Paul spat on the ground.

“This place can rot, then,” he said. “It’s probably where they first shot up.”

“You go on ahead,” Doug said, “I want to have a look around.”

Paul looked at him, nervously.

Doug laughed, “You’re still afraid I’ll get kidnapped, aren’t you?”

Paul grinned sheepishly, took out his phone, and began texting his girlfriend as he walked back up the path.

Doug noticed something, buried in the leaves.

It couldn’t be.


“We met Grandma,” Paul said to Aaron when they visited him at the hospital the next day.

“I took after her, didn’t I,” Aaron said sadly. “I wish there were some excuse. Lack of imagination’s my best one, I guess. Couldn’t think of how else to spend the time, and I was glad to be back with Mom, even if Dad said she was bad. Because she wasn’t, not really. Just confused is all.”

There was some silence. They could hear the hospital clock ticking, and the various beeps of machinery that none of them quite understood.

“Don’t know that imagination was your problem, Dad,” Paul said, wiping his nose.

Aaron just nodded, his eyes distant.

“These places always make my nose run,” Paul said. “Gimme a sec.”
“It’s the mold,” Aaron said, his eyes still distant.

Paul went to the bathroom and began blowing his nose.

“There’s one other thing, Dad,” Doug said, leaning in and whispering quietly. “Paul and I went to Hocking Park by Merida Lake after talking to Grandma.”

“Oh?” Aaron said, “No one bothered you, I hope.”

“Not a soul there, or at least no one that we saw,” Doug said. “I think I might have found the cave you talked about.”

“Thought you figured out that wasn’t real.”

“Oh, definitely,” Doug said, “Grandma…Grandma’s proof of that.”

Aaron nodded. “I wanted to keep you boys safe. In a way it seems like that’s the biggest crime my father and I committed. You turned out all right though.”

“That’s because your dad lied,” Doug said.
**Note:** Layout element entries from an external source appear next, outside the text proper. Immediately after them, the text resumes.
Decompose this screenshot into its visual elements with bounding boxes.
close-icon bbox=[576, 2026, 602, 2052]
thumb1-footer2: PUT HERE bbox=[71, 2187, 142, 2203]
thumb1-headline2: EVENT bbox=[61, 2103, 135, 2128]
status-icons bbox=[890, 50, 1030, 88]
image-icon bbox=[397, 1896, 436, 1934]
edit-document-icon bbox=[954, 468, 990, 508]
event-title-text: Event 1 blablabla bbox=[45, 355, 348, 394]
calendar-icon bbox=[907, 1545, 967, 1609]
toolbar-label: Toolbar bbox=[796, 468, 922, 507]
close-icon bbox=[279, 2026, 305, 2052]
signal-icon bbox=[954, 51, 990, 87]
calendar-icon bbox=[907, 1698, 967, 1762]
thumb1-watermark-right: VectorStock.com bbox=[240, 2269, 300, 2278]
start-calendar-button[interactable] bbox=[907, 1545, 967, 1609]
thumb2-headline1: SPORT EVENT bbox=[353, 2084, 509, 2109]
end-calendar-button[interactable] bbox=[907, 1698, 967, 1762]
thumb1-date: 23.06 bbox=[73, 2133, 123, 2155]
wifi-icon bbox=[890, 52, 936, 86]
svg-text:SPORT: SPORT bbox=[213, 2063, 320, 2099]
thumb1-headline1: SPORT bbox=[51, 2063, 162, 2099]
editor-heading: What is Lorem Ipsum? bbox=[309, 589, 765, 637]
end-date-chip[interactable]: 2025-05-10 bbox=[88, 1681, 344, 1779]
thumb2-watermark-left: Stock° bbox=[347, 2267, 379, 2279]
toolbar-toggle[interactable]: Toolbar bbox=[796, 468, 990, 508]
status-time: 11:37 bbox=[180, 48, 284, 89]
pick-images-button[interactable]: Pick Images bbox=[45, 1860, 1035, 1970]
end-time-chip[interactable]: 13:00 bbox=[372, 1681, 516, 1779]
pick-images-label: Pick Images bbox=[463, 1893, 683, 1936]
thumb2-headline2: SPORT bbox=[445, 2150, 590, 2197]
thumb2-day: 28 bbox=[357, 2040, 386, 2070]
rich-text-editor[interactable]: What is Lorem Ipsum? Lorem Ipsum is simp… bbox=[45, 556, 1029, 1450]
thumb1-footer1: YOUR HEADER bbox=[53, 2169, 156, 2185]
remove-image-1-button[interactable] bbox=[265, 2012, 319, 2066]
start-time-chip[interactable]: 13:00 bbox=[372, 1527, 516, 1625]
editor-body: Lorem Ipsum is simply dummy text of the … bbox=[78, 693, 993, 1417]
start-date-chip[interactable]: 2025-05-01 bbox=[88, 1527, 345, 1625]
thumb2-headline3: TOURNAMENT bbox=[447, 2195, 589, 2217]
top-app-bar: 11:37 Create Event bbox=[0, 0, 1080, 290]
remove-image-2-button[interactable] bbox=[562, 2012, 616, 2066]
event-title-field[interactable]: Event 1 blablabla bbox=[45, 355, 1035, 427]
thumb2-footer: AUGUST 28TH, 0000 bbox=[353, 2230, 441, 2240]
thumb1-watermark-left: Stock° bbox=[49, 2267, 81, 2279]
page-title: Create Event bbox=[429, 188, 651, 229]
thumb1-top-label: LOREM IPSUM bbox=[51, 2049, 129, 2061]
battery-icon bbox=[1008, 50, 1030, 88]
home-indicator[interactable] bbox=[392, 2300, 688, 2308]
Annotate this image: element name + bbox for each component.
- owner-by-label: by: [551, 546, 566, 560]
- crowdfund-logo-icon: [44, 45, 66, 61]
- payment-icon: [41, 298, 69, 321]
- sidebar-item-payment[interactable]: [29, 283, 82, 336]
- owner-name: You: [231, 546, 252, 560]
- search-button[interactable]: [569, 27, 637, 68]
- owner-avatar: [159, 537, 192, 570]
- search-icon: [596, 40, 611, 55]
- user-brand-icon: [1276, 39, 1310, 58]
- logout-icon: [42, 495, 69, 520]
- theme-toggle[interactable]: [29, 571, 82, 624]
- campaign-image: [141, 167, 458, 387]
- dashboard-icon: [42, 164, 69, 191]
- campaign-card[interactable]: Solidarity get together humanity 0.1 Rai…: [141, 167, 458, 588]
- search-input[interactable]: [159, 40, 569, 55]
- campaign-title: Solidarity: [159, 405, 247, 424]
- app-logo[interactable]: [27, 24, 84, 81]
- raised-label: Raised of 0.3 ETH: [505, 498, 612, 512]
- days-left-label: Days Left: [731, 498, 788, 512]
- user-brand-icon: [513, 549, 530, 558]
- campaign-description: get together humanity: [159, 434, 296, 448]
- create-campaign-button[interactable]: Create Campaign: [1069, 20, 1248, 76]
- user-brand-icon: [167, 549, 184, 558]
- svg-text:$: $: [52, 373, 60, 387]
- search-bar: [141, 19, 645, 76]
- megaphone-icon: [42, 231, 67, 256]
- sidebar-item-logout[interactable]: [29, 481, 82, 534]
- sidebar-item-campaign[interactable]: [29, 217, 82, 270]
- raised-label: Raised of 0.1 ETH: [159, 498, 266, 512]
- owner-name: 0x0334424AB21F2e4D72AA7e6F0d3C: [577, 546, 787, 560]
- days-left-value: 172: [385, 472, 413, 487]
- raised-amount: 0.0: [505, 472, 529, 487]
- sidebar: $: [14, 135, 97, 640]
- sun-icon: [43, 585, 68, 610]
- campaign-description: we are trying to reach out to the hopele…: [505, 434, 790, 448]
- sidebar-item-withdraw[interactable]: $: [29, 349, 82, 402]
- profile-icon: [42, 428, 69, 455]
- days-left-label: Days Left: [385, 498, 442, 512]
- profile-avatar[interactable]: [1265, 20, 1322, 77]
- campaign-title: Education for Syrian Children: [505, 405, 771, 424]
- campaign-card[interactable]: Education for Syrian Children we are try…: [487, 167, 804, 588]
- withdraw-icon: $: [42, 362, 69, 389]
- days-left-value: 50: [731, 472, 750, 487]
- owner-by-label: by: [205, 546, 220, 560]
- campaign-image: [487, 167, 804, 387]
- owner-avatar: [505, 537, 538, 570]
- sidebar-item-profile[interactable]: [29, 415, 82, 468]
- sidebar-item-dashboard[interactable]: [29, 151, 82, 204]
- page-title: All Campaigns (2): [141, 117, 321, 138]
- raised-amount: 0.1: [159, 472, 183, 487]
“Well, so did I,” Aaron said.

Doug’s eyes watered. He was learning something new, something special about his father. Something that he had always sort of known but was now just appreciating: his father loved him more than himself.

Because he knew his father lied, but not about what he had seen.

He was lying about lying.

“I have something to show you, Dad,” Doug said.

“What is it, Douglas?” Aaron said, still distant.

“I found this in the cave,” Doug said, pulling Vetrhagen’s flute, carved with the same red star as he had seen on his grandmother’s upper chest, out of his pocket.

He set it on his father’s bed.

Aaron stared at the flute, the way one stares at an old friend who has done them much harm.

“Did you play the flute?” Aaron said quietly.

“I took your advice and did not,” Doug said. “It was enough just to hold it.”

Aaron nodded, and smiled.

“Now, my son, the story truly belongs to you.”